When the USPS responded on March 12 to the first denial of its January 15 rate proposals, newspapers learned that the new proposal would have disproportionately increased the rates for Total Market Coverage (TMC) Products that are mailed at High Density Plus rates.
Briefly, USPS proposed a 5.75% increase in the per-piece charge for flats packages weighing over 3.3 ounces. Depending upon the carrier route, newspapers’ TMC packages typically weigh above 3.3 ounces.
The threat to newspapers’ vitality was made worse because of trends in the newspaper industry to replace declining subscription revenues with advertising revenues. Advertisements have added to newspapers’ weight, making it more likely they would prove high density.
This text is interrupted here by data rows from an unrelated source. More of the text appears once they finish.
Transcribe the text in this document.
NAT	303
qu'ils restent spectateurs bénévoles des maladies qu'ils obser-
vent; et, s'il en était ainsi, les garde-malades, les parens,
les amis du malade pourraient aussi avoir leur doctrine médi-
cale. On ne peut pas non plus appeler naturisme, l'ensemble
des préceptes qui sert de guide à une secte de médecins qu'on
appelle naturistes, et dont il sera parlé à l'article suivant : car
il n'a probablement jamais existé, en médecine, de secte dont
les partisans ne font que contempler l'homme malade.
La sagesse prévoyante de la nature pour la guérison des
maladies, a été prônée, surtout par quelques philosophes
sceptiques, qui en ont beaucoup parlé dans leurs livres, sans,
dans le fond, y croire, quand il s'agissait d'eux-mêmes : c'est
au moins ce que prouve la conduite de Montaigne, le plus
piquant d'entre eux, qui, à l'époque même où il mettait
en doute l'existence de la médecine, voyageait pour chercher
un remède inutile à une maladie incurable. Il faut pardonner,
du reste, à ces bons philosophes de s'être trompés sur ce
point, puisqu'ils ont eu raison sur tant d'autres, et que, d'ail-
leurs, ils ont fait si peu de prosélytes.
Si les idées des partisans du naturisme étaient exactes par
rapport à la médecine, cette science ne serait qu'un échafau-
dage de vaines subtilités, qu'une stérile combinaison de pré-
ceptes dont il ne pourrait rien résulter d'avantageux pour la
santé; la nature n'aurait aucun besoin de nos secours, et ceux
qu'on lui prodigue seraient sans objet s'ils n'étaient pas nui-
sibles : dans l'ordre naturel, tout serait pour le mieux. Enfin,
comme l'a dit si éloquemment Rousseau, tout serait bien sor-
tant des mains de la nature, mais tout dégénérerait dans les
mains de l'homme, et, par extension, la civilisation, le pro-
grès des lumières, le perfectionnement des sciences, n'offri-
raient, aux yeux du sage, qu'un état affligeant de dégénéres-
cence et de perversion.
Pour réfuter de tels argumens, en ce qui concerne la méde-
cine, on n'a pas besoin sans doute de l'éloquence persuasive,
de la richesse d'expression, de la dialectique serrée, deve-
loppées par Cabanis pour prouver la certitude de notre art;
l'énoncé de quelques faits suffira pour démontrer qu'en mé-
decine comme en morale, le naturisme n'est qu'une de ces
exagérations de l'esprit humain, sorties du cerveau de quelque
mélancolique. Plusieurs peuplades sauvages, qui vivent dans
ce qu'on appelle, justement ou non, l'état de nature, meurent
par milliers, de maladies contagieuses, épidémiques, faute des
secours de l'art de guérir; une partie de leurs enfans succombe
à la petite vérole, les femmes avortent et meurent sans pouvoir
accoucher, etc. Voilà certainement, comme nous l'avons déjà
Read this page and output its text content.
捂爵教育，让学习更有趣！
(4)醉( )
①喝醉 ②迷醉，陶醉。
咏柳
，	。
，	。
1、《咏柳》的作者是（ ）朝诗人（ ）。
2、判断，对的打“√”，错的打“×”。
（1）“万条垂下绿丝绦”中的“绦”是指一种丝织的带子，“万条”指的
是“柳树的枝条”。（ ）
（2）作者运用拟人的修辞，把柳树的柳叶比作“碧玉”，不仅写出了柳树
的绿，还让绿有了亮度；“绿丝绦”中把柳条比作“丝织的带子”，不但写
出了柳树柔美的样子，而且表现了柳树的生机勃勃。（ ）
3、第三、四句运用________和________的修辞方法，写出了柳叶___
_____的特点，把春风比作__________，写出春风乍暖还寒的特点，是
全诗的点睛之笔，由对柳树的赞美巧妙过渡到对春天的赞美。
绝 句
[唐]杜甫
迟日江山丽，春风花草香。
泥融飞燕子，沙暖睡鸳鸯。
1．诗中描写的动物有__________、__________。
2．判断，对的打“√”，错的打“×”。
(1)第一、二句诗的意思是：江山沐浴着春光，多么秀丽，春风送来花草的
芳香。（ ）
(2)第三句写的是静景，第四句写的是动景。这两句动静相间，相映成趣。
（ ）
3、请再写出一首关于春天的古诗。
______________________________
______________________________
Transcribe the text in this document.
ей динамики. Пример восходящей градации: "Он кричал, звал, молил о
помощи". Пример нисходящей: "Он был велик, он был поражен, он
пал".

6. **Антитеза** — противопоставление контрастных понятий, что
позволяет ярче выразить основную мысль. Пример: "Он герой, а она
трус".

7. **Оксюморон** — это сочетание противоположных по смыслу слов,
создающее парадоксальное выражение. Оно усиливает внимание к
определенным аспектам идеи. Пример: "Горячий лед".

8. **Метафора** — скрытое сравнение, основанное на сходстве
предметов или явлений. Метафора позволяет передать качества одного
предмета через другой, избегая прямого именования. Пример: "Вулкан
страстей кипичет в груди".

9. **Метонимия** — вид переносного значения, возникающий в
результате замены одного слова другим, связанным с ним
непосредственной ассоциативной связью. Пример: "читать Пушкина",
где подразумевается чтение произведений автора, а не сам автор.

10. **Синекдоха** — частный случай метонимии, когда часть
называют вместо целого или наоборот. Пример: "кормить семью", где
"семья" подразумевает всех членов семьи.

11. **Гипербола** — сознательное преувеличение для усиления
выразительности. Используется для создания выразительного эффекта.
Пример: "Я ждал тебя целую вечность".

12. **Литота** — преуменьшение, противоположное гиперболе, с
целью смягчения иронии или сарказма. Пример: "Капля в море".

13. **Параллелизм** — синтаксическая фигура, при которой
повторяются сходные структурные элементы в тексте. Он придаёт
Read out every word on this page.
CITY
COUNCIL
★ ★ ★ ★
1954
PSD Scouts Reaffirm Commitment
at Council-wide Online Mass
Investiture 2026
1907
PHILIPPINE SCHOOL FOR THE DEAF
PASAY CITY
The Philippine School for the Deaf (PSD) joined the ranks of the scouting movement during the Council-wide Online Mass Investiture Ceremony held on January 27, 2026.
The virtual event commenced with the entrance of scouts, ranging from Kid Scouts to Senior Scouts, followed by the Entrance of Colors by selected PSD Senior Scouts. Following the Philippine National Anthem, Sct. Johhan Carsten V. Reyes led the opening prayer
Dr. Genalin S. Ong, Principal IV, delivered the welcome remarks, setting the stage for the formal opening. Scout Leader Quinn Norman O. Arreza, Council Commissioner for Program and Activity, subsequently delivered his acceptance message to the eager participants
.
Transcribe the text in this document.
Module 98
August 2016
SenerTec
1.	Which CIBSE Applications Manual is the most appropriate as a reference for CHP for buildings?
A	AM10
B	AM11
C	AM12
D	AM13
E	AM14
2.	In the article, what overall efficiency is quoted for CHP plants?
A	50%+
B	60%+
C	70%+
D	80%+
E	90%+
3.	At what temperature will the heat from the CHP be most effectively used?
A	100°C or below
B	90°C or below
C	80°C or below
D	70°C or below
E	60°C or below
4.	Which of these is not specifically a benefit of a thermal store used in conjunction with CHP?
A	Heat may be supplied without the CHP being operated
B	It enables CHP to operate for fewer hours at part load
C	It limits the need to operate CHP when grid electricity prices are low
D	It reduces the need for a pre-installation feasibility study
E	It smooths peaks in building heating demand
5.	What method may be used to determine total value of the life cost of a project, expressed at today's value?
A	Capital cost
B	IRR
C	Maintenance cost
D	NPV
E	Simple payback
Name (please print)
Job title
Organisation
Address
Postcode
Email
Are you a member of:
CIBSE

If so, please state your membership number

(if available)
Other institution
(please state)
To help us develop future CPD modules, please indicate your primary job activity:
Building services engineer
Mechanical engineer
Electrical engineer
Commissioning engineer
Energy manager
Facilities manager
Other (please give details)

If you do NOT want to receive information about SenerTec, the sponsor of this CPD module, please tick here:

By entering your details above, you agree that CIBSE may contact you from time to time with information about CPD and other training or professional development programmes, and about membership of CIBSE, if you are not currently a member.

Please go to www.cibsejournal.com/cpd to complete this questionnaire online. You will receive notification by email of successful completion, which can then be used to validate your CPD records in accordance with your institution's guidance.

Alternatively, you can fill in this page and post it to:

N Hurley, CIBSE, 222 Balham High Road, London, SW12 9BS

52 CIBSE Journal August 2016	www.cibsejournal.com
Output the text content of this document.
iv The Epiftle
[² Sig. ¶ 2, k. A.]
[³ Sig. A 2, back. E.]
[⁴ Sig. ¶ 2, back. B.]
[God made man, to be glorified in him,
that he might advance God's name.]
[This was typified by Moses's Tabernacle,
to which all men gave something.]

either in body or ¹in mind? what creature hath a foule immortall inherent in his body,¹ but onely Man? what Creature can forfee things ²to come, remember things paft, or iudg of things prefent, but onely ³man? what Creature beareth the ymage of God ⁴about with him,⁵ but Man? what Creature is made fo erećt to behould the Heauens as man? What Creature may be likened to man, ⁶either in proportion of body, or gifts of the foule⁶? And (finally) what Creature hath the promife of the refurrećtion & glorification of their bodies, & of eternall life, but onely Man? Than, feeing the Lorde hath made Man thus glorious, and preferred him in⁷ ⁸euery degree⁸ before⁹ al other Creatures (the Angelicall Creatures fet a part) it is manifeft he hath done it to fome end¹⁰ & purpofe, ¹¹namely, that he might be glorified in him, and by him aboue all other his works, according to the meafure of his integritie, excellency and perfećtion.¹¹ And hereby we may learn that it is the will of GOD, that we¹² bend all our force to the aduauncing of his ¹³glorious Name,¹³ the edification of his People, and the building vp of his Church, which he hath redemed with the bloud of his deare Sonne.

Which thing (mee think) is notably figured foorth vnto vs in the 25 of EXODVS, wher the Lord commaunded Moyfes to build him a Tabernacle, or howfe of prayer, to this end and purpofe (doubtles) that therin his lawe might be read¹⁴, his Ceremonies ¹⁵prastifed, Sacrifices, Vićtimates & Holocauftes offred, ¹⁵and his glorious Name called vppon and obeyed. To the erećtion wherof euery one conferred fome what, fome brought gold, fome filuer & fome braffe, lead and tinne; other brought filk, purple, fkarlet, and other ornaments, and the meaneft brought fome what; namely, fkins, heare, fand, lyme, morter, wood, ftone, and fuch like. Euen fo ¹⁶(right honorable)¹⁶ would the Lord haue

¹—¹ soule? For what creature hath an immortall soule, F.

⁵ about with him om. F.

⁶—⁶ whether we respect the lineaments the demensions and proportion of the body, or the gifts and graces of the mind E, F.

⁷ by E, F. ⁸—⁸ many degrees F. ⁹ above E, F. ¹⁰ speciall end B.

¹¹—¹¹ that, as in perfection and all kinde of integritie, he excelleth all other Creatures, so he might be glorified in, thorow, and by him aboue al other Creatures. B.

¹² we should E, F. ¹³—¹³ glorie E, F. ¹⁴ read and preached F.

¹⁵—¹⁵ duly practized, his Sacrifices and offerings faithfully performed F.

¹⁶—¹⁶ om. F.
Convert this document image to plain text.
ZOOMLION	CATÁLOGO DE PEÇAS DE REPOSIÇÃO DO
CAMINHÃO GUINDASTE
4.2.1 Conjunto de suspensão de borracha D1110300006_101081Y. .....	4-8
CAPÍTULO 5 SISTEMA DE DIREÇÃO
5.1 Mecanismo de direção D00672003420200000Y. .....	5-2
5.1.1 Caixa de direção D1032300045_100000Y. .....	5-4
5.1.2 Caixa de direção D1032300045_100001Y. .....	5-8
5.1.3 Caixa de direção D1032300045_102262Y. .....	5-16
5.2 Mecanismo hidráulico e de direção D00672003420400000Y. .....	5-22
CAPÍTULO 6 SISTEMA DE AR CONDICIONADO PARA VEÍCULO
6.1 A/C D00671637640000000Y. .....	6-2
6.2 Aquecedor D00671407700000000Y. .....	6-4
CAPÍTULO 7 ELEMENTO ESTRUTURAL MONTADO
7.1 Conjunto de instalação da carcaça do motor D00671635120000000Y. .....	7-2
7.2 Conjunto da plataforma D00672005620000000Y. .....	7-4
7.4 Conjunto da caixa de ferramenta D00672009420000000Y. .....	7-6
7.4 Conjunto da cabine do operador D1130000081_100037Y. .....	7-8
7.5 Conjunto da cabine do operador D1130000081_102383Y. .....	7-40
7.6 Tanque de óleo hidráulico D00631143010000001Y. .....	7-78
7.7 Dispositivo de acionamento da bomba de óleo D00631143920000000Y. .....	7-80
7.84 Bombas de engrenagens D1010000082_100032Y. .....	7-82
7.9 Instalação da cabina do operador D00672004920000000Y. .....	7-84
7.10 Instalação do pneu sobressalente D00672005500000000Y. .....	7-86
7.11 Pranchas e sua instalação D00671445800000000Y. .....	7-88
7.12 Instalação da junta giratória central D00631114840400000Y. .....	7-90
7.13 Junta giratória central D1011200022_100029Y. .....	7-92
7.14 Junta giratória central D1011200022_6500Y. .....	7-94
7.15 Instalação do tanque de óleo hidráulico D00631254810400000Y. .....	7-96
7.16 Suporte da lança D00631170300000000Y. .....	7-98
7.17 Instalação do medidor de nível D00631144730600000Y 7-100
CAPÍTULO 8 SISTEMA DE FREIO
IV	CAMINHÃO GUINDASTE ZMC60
The National Newspaper Association (NAA) took the lead in responding. As it indicates in its own report of what happened next:
“In response to this dramatic and surprising increase on heavier weight TMCs, NAA contacted Postal Service officials to express concerns and remind them that, in 2014, USPS lowered rated for High Density Plus mail by 11 percent in an effort to encourage newspapers to keep TMSs in the nations’ postal system and not shift this mail to private delivery. To its credit, the Postal Service recognized that the 5.75 percent per-piece would have had the effect of reversing the ‘stay-in-the-mail’ incentive USPS had implemented in the previous year. On April 16, USPS submitted revised rates to the Postal Regulatory Commission that replaced the 5.75 percent per piece increased with a below rate-of-inflation 1.2 percent increase.”